The Underachiever’s To-Do List

My summer break officially starts in 21 days. I’m trying not to think about all of the work that needs to get done between now and then, the papers that need grading, the early morning meetings. Instead, I’m just trying to trust that these days will pass, that the work will get done somehow, and by the end of June I will breathe again.

But I’m worried about my to-do lists, which are scattered on my computer, my iPhone, on scraps of paper. They’re full of crazy goals, of random ideas, of books I need to read, of essays I need to write, and 1001 ways to become a better person. I’ve learned from summers past that two months is more of a blip than a lifetime, and yet still I overplan.

So I’ve decided I need a new kind of to-do list, one that helps me actively work on underachieving, or to put it more kindly (and more accurately) one that helps me attend to my day-to-day needs rather than always scrambling towards some distant future.

1. Sleep as much as possible. My goal here is to stop counting hours, to stop treating sleep as a bargaining arrangement, e.g. If I sleep five hours tonight and six hours tomorrow, I can make it up by sleeping eight hours on Friday. No. I won’t do this anymore. I will go to bed when I’m tired and wake when the morning wakes me. And I will have long conversations with Stump about this plan, because he will need to get on board.

bed

2. Sit on the couch with Smoke and watch a movie from beginning to end. I’m not sure I’ve ever done this. I’ve tried, but always I find myself getting up and folding laundry, or grabbing my laptop and answering emails. But I’m capable of this, I know it. Maybe if I make a giant bowl of popcorn, I’ll be able to sit still for ninety minutes.

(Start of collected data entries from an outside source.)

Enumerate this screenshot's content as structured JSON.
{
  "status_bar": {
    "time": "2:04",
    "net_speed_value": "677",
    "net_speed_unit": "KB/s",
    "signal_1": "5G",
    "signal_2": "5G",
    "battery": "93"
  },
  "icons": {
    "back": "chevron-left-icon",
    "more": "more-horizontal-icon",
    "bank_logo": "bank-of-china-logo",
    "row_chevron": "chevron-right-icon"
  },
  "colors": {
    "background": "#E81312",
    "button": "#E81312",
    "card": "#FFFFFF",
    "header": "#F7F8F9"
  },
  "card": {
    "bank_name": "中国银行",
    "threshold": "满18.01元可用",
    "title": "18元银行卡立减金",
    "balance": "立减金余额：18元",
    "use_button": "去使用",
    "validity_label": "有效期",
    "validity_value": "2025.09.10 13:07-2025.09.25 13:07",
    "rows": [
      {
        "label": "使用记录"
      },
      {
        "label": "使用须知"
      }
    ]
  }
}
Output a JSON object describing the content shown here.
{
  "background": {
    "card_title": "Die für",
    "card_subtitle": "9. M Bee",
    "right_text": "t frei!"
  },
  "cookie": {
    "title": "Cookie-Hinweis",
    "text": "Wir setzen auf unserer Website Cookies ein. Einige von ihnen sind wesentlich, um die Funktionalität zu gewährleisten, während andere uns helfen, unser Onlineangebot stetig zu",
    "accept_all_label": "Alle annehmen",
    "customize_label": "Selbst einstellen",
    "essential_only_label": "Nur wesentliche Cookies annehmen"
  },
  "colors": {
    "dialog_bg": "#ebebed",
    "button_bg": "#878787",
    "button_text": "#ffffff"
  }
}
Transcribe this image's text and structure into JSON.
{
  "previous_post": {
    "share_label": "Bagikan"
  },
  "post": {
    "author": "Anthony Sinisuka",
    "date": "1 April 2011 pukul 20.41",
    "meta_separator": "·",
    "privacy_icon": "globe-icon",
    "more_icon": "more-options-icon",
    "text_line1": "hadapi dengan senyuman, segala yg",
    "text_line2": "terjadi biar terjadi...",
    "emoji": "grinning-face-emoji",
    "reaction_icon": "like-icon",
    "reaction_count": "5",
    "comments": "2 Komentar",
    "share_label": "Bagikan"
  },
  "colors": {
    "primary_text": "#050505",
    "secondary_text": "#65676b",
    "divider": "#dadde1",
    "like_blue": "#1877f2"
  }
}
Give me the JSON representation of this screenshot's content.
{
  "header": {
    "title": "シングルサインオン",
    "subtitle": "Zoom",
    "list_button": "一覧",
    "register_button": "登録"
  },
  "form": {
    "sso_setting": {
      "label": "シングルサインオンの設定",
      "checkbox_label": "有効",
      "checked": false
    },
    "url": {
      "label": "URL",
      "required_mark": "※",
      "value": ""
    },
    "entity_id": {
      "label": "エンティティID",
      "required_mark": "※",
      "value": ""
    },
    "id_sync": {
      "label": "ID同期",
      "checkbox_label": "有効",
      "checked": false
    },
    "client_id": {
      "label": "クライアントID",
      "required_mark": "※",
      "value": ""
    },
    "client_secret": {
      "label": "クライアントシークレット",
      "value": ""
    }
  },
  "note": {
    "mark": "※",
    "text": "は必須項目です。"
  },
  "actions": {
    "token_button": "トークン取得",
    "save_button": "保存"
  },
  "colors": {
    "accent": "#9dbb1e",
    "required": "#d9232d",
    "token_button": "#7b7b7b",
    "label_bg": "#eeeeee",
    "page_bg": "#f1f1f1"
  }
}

3. Binge-watch TV on Netflix. I am so overdue for this. I think I’ve watched a total of three hours of TV over the last nine months.

4. Have car-free, plan-free, errand-free days. Plan-free days scare me, but they always turn out to be the best days, the days where we actually find time to draw and make cookies, or ride bikes to the park and then stay there for two hours.

puddle

5. Cultivate friendships. Sometimes I forget to appreciate all of the people I love outside of my immediate family. Partly it’s because they are scattered across the state and the country. Partly it’s because, as a rule these days, everyone is always busy. I try to make time to maintain the friendships I have, but this means giving them just enough. It means an hour in passing here and there, but never long enough to follow a hundred tangents and then land on a comfortable silence. This summer I want to be the kind of friend who actually answers the phone, who says “yes” to the spontaneous invitation, who goes on an adventure, who has an afternoon to spare.

4 comments

  1. Yes, exactly. Everyone keeps asking if we’re doing camps and we’re basically doing not much camps at all. Which means just me and the kids, the kids and me (and occasionally my husband…) Such a good reminder that the slow days will be fine.
    New mantra: I will not just survive this summer, I will enjoy it.